Archive for michael gondry

Eternal Sunshine of the Spotless Mind

Posted in Uncategorized with tags , , , , on December 28, 2010 by alnamiasIV

Directed by Michel Gondry

Written by Charlie Kaufman

Released March 2004

Viewed December 26, 2010

Joel (Jim Carrey) meets Clementine (Kate Winslet). They fall in love. Then it goes sour. Kate goes to a joint that erases specific parts of people’s memories and has Joel erased from hers. Hurt by this, Joel goes to have the same thing done to him. However, as his memory is being erased, he realizes how valuable his memories and relationship with Clementine were, and he tries to fight back against the procedure.

We watched this because we have been developing a substantial appreciation for Charlie Kaufman. We had previously avoided watching it due to Jim Carrey playing the starring role. It’s hard to say what is bothersome about Jim Carrey. It has nothing to do with his acting. Rather, it has to do with him as a celebrity. He is loud and annoying and makes strange faces that somehow are supposed to mean something to an audience. Moreover, it didn’t seem possible for him to go an entire movie without making any stupid faces. However, he did, and all things considered, he did an admirable job in Eternal Sunshine.

Nevertheless, this movie wasn’t as good as I’d hoped. The premise for the movie was inspired, as was the way the story was laid out. It just didn’t follow through particularly well, or at least as well as it might have. This was very much a character-based movie. In order to get into the movie, one had to be into the characters. From the beginning, Joel was presented as tight, closed off and shy. Meanwhile, Clementine was impulsive, loose, and open. This was a  one-dimensional picture, which, at the beginning, was acceptable. The problem was these characterizations were never developed. The story kept hammering home—in a ham-handed and obvious way—that Joel was closed off and Clementine was impulsive. There was never anything more than that to either of the protagonists. It was almost TV-ish in its one-dimensional portrayal. The romance aspect of it was nice, but a romance of two cardboard characters can only take one so far.

Complicating that was a general dislike of all the peripheral characters. Charlie Kaufman tends to have characters of whom he makes sure to put a spotlight on their negative characteristics yet normally, those characters still don’t come off as completely unsympathetic. In this case, the minor characters of Mary (Kirsten Dunst), and Patrick (Elijah Wood)—who were employees at the memory erasure joint—were only annoying and simplistic. Along those same lines, it seemed their only purpose in the story was to—again hamhandedly—push along the central story of Joel and Clementine.

More than anything else, the director wasn’t up to the project, as Kaufman scripts tend to be a bit complex. I have seen another movie directed by Michael Gondry—Be Kind Rewind. Like Eternal Sunshine, that movie had a spark of brilliance, but it was shrouded in a cloak of mediocrity. I know nothing of Gondry, other than that he is French, but perhaps he is a Blockbuster director who tries to go beyond his inherent limitations. Is that a good thing or a bad thing?

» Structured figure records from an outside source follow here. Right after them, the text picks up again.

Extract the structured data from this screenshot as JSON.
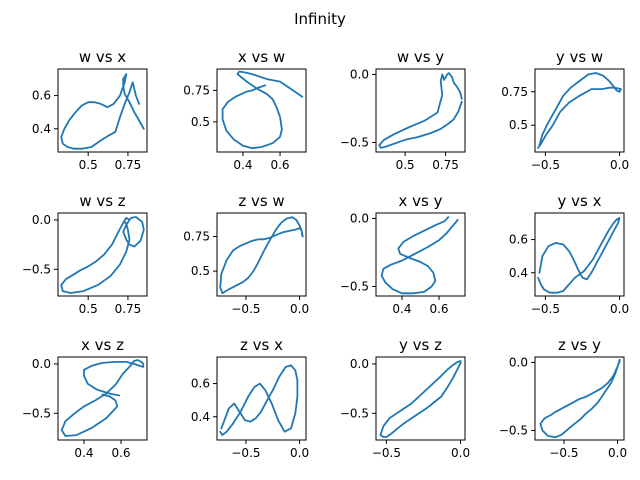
{
  "figure": {
    "title": "Infinity"
  },
  "colors": {
    "line": "#1f77b4"
  },
  "chart_data": [
    {
      "type": "line",
      "title": "w vs x",
      "x": [
        0.85,
        0.82,
        0.79,
        0.76,
        0.73,
        0.72,
        0.72,
        0.74,
        0.73,
        0.7,
        0.66,
        0.62,
        0.58,
        0.54,
        0.5,
        0.46,
        0.42,
        0.38,
        0.35,
        0.33,
        0.34,
        0.37,
        0.41,
        0.46,
        0.52,
        0.58,
        0.63,
        0.67,
        0.7,
        0.73,
        0.76,
        0.78,
        0.8,
        0.82
      ],
      "y": [
        0.4,
        0.45,
        0.5,
        0.56,
        0.61,
        0.66,
        0.7,
        0.73,
        0.68,
        0.6,
        0.55,
        0.53,
        0.55,
        0.56,
        0.56,
        0.54,
        0.5,
        0.45,
        0.4,
        0.35,
        0.31,
        0.29,
        0.28,
        0.28,
        0.29,
        0.33,
        0.36,
        0.38,
        0.47,
        0.55,
        0.62,
        0.68,
        0.6,
        0.55
      ],
      "xticks": [
        0.5,
        0.75
      ],
      "yticks": [
        0.4,
        0.6
      ],
      "xlim": [
        0.31,
        0.87
      ],
      "ylim": [
        0.26,
        0.76
      ]
    },
    {
      "type": "line",
      "title": "x vs w",
      "x": [
        0.72,
        0.66,
        0.6,
        0.53,
        0.47,
        0.42,
        0.38,
        0.37,
        0.42,
        0.48,
        0.53,
        0.56,
        0.58,
        0.6,
        0.61,
        0.6,
        0.56,
        0.5,
        0.45,
        0.4,
        0.35,
        0.31,
        0.29,
        0.29,
        0.32,
        0.36,
        0.39,
        0.42,
        0.45,
        0.48,
        0.52
      ],
      "y": [
        0.7,
        0.76,
        0.82,
        0.84,
        0.87,
        0.89,
        0.9,
        0.88,
        0.82,
        0.76,
        0.72,
        0.68,
        0.62,
        0.54,
        0.44,
        0.38,
        0.33,
        0.3,
        0.29,
        0.31,
        0.36,
        0.43,
        0.52,
        0.6,
        0.66,
        0.7,
        0.72,
        0.74,
        0.75,
        0.77,
        0.79
      ],
      "xticks": [
        0.4,
        0.6
      ],
      "yticks": [
        0.5,
        0.75
      ],
      "xlim": [
        0.26,
        0.74
      ],
      "ylim": [
        0.26,
        0.92
      ]
    },
    {
      "type": "line",
      "title": "w vs y",
      "x": [
        0.85,
        0.83,
        0.8,
        0.77,
        0.72,
        0.66,
        0.58,
        0.5,
        0.43,
        0.38,
        0.35,
        0.34,
        0.37,
        0.43,
        0.52,
        0.62,
        0.7,
        0.73,
        0.72,
        0.73,
        0.74,
        0.76,
        0.77,
        0.79,
        0.8,
        0.82,
        0.84,
        0.85
      ],
      "y": [
        -0.2,
        -0.27,
        -0.33,
        -0.36,
        -0.4,
        -0.43,
        -0.46,
        -0.48,
        -0.51,
        -0.53,
        -0.54,
        -0.52,
        -0.48,
        -0.44,
        -0.39,
        -0.34,
        -0.28,
        -0.15,
        -0.05,
        0.0,
        -0.04,
        0.0,
        0.01,
        -0.02,
        -0.06,
        -0.09,
        -0.13,
        -0.18
      ],
      "xticks": [
        0.5,
        0.75
      ],
      "yticks": [
        -0.5,
        0.0
      ],
      "xlim": [
        0.32,
        0.87
      ],
      "ylim": [
        -0.57,
        0.04
      ]
    },
    {
      "type": "line",
      "title": "y vs w",
      "x": [
        -0.54,
        -0.52,
        -0.49,
        -0.46,
        -0.42,
        -0.38,
        -0.33,
        -0.27,
        -0.21,
        -0.16,
        -0.11,
        -0.07,
        -0.04,
        -0.02,
        0.0,
        0.01,
        -0.03,
        -0.07,
        -0.12,
        -0.19,
        -0.27,
        -0.34,
        -0.4,
        -0.45,
        -0.5,
        -0.53,
        -0.55
      ],
      "y": [
        0.35,
        0.43,
        0.5,
        0.56,
        0.64,
        0.72,
        0.78,
        0.83,
        0.88,
        0.89,
        0.87,
        0.83,
        0.79,
        0.76,
        0.75,
        0.77,
        0.78,
        0.78,
        0.77,
        0.77,
        0.72,
        0.67,
        0.6,
        0.5,
        0.42,
        0.36,
        0.33
      ],
      "xticks": [
        -0.5,
        0.0
      ],
      "yticks": [
        0.5,
        0.75
      ],
      "xlim": [
        -0.57,
        0.03
      ],
      "ylim": [
        0.3,
        0.92
      ]
    },
    {
      "type": "line",
      "title": "w vs z",
      "x": [
        0.76,
        0.74,
        0.72,
        0.74,
        0.76,
        0.79,
        0.83,
        0.85,
        0.84,
        0.8,
        0.77,
        0.76,
        0.74,
        0.72,
        0.69,
        0.65,
        0.6,
        0.55,
        0.5,
        0.45,
        0.4,
        0.36,
        0.33,
        0.34,
        0.39,
        0.47,
        0.56,
        0.64,
        0.7,
        0.74,
        0.76,
        0.75,
        0.74,
        0.73
      ],
      "y": [
        0.0,
        -0.05,
        -0.12,
        -0.2,
        -0.25,
        -0.27,
        -0.21,
        -0.1,
        -0.02,
        0.03,
        0.02,
        0.0,
        0.02,
        -0.03,
        -0.12,
        -0.25,
        -0.35,
        -0.42,
        -0.47,
        -0.51,
        -0.56,
        -0.6,
        -0.66,
        -0.72,
        -0.74,
        -0.72,
        -0.66,
        -0.57,
        -0.45,
        -0.32,
        -0.2,
        -0.1,
        -0.04,
        -0.02
      ],
      "xticks": [
        0.5,
        0.75
      ],
      "yticks": [
        -0.5,
        0.0
      ],
      "xlim": [
        0.31,
        0.87
      ],
      "ylim": [
        -0.77,
        0.07
      ]
    },
    {
      "type": "line",
      "title": "z vs w",
      "x": [
        0.02,
        0.03,
        0.02,
        0.0,
        -0.03,
        -0.07,
        -0.12,
        -0.17,
        -0.22,
        -0.28,
        -0.33,
        -0.38,
        -0.43,
        -0.48,
        -0.53,
        -0.58,
        -0.63,
        -0.68,
        -0.72,
        -0.74,
        -0.73,
        -0.68,
        -0.62,
        -0.56,
        -0.5,
        -0.44,
        -0.38,
        -0.33,
        -0.28,
        -0.22,
        -0.16,
        -0.1,
        -0.04,
        0.0,
        0.01
      ],
      "y": [
        0.77,
        0.75,
        0.79,
        0.83,
        0.87,
        0.89,
        0.88,
        0.85,
        0.8,
        0.72,
        0.65,
        0.57,
        0.5,
        0.45,
        0.42,
        0.4,
        0.38,
        0.36,
        0.34,
        0.38,
        0.48,
        0.58,
        0.65,
        0.68,
        0.7,
        0.72,
        0.73,
        0.73,
        0.74,
        0.76,
        0.78,
        0.79,
        0.8,
        0.81,
        0.8
      ],
      "xticks": [
        -0.5,
        0.0
      ],
      "yticks": [
        0.5,
        0.75
      ],
      "xlim": [
        -0.77,
        0.06
      ],
      "ylim": [
        0.32,
        0.92
      ]
    },
    {
      "type": "line",
      "title": "x vs y",
      "x": [
        0.65,
        0.63,
        0.58,
        0.52,
        0.46,
        0.41,
        0.38,
        0.39,
        0.44,
        0.5,
        0.54,
        0.57,
        0.58,
        0.56,
        0.52,
        0.46,
        0.4,
        0.35,
        0.31,
        0.29,
        0.3,
        0.34,
        0.4,
        0.47,
        0.54,
        0.6,
        0.64,
        0.67,
        0.69,
        0.7
      ],
      "y": [
        0.01,
        -0.02,
        -0.05,
        -0.09,
        -0.13,
        -0.17,
        -0.22,
        -0.26,
        -0.29,
        -0.32,
        -0.35,
        -0.4,
        -0.46,
        -0.5,
        -0.54,
        -0.55,
        -0.55,
        -0.52,
        -0.47,
        -0.42,
        -0.37,
        -0.34,
        -0.31,
        -0.26,
        -0.21,
        -0.16,
        -0.11,
        -0.06,
        -0.03,
        -0.01
      ],
      "xticks": [
        0.4,
        0.6
      ],
      "yticks": [
        -0.5,
        0.0
      ],
      "xlim": [
        0.26,
        0.74
      ],
      "ylim": [
        -0.57,
        0.04
      ]
    },
    {
      "type": "line",
      "title": "y vs x",
      "x": [
        -0.54,
        -0.52,
        -0.48,
        -0.43,
        -0.38,
        -0.34,
        -0.31,
        -0.28,
        -0.25,
        -0.22,
        -0.19,
        -0.16,
        -0.13,
        -0.1,
        -0.07,
        -0.04,
        -0.01,
        0.0,
        -0.02,
        -0.04,
        -0.07,
        -0.12,
        -0.18,
        -0.24,
        -0.3,
        -0.35,
        -0.38,
        -0.42,
        -0.47,
        -0.51,
        -0.53,
        -0.55
      ],
      "y": [
        0.4,
        0.5,
        0.56,
        0.58,
        0.57,
        0.53,
        0.48,
        0.42,
        0.37,
        0.36,
        0.4,
        0.45,
        0.5,
        0.55,
        0.6,
        0.65,
        0.7,
        0.73,
        0.72,
        0.7,
        0.66,
        0.58,
        0.48,
        0.41,
        0.37,
        0.32,
        0.29,
        0.28,
        0.28,
        0.3,
        0.33,
        0.37
      ],
      "xticks": [
        -0.5,
        0.0
      ],
      "yticks": [
        0.4,
        0.6
      ],
      "xlim": [
        -0.57,
        0.03
      ],
      "ylim": [
        0.26,
        0.76
      ]
    },
    {
      "type": "line",
      "title": "x vs z",
      "x": [
        0.59,
        0.54,
        0.47,
        0.42,
        0.4,
        0.4,
        0.44,
        0.5,
        0.57,
        0.63,
        0.67,
        0.7,
        0.72,
        0.72,
        0.71,
        0.69,
        0.67,
        0.65,
        0.61,
        0.57,
        0.52,
        0.46,
        0.4,
        0.35,
        0.3,
        0.28,
        0.3,
        0.36,
        0.44,
        0.52,
        0.58,
        0.57,
        0.54,
        0.5
      ],
      "y": [
        -0.32,
        -0.3,
        -0.26,
        -0.2,
        -0.12,
        -0.06,
        -0.02,
        0.01,
        0.02,
        0.02,
        0.0,
        -0.02,
        -0.03,
        0.0,
        0.02,
        0.04,
        0.03,
        -0.02,
        -0.1,
        -0.21,
        -0.3,
        -0.37,
        -0.43,
        -0.5,
        -0.58,
        -0.67,
        -0.73,
        -0.72,
        -0.65,
        -0.55,
        -0.43,
        -0.37,
        -0.33,
        -0.31
      ],
      "xticks": [
        0.4,
        0.6
      ],
      "yticks": [
        -0.5,
        0.0
      ],
      "xlim": [
        0.26,
        0.74
      ],
      "ylim": [
        -0.77,
        0.07
      ]
    },
    {
      "type": "line",
      "title": "z vs x",
      "x": [
        -0.74,
        -0.72,
        -0.68,
        -0.62,
        -0.55,
        -0.48,
        -0.42,
        -0.37,
        -0.32,
        -0.26,
        -0.2,
        -0.14,
        -0.08,
        -0.04,
        -0.02,
        -0.02,
        -0.04,
        -0.08,
        -0.13,
        -0.19,
        -0.25,
        -0.31,
        -0.36,
        -0.41,
        -0.46,
        -0.51,
        -0.56,
        -0.61,
        -0.66,
        -0.7,
        -0.73
      ],
      "y": [
        0.31,
        0.29,
        0.31,
        0.36,
        0.43,
        0.52,
        0.58,
        0.6,
        0.56,
        0.48,
        0.38,
        0.31,
        0.33,
        0.42,
        0.52,
        0.62,
        0.68,
        0.71,
        0.7,
        0.64,
        0.56,
        0.49,
        0.43,
        0.39,
        0.37,
        0.38,
        0.43,
        0.48,
        0.45,
        0.38,
        0.33
      ],
      "xticks": [
        -0.5,
        0.0
      ],
      "yticks": [
        0.4,
        0.6
      ],
      "xlim": [
        -0.77,
        0.06
      ],
      "ylim": [
        0.26,
        0.76
      ]
    },
    {
      "type": "line",
      "title": "y vs z",
      "x": [
        -0.54,
        -0.52,
        -0.48,
        -0.43,
        -0.38,
        -0.33,
        -0.28,
        -0.23,
        -0.18,
        -0.13,
        -0.09,
        -0.05,
        -0.02,
        0.0,
        0.0,
        -0.02,
        -0.05,
        -0.09,
        -0.13,
        -0.18,
        -0.23,
        -0.28,
        -0.33,
        -0.38,
        -0.43,
        -0.47,
        -0.5,
        -0.52,
        -0.54
      ],
      "y": [
        -0.72,
        -0.63,
        -0.55,
        -0.5,
        -0.45,
        -0.4,
        -0.33,
        -0.26,
        -0.19,
        -0.12,
        -0.06,
        -0.01,
        0.02,
        0.03,
        0.01,
        -0.05,
        -0.14,
        -0.24,
        -0.33,
        -0.39,
        -0.45,
        -0.5,
        -0.55,
        -0.6,
        -0.66,
        -0.71,
        -0.74,
        -0.74,
        -0.72
      ],
      "xticks": [
        -0.5,
        0.0
      ],
      "yticks": [
        -0.5,
        0.0
      ],
      "xlim": [
        -0.57,
        0.03
      ],
      "ylim": [
        -0.77,
        0.07
      ]
    },
    {
      "type": "line",
      "title": "z vs y",
      "x": [
        -0.72,
        -0.7,
        -0.65,
        -0.58,
        -0.52,
        -0.46,
        -0.4,
        -0.35,
        -0.3,
        -0.24,
        -0.18,
        -0.12,
        -0.06,
        -0.02,
        0.0,
        0.02,
        0.02,
        0.0,
        -0.04,
        -0.09,
        -0.15,
        -0.22,
        -0.29,
        -0.36,
        -0.43,
        -0.5,
        -0.57,
        -0.63,
        -0.68,
        -0.71
      ],
      "y": [
        -0.45,
        -0.5,
        -0.54,
        -0.55,
        -0.53,
        -0.49,
        -0.45,
        -0.42,
        -0.38,
        -0.34,
        -0.29,
        -0.22,
        -0.15,
        -0.08,
        -0.03,
        0.01,
        0.02,
        -0.03,
        -0.1,
        -0.15,
        -0.19,
        -0.22,
        -0.25,
        -0.27,
        -0.3,
        -0.33,
        -0.36,
        -0.39,
        -0.41,
        -0.44
      ],
      "xticks": [
        -0.5,
        0.0
      ],
      "yticks": [
        -0.5,
        0.0
      ],
      "xlim": [
        -0.77,
        0.06
      ],
      "ylim": [
        -0.57,
        0.04
      ]
    }
  ]
}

It also brings into question who would want entire parts of their memory erased? While this didn’t color the quality of the movie any which way, it seems silly to regret things you do or relationships you’ve had. The experience and knowledge one gains from those things makes one who he is. Unless one would rather have never lived in the first place, there is no reason for it.

In conclusion, I didn’t dislike Eternal Sunshine. My problem was that A) it could have been better than it was, B) some of the characters were mildly (and unintentionally) annoying and C) A lot of people thought it was heavy stuff; what I call depth for the shallow, which I ascribe to Tim Burton movies. Not bad, but hardly mind-blowers.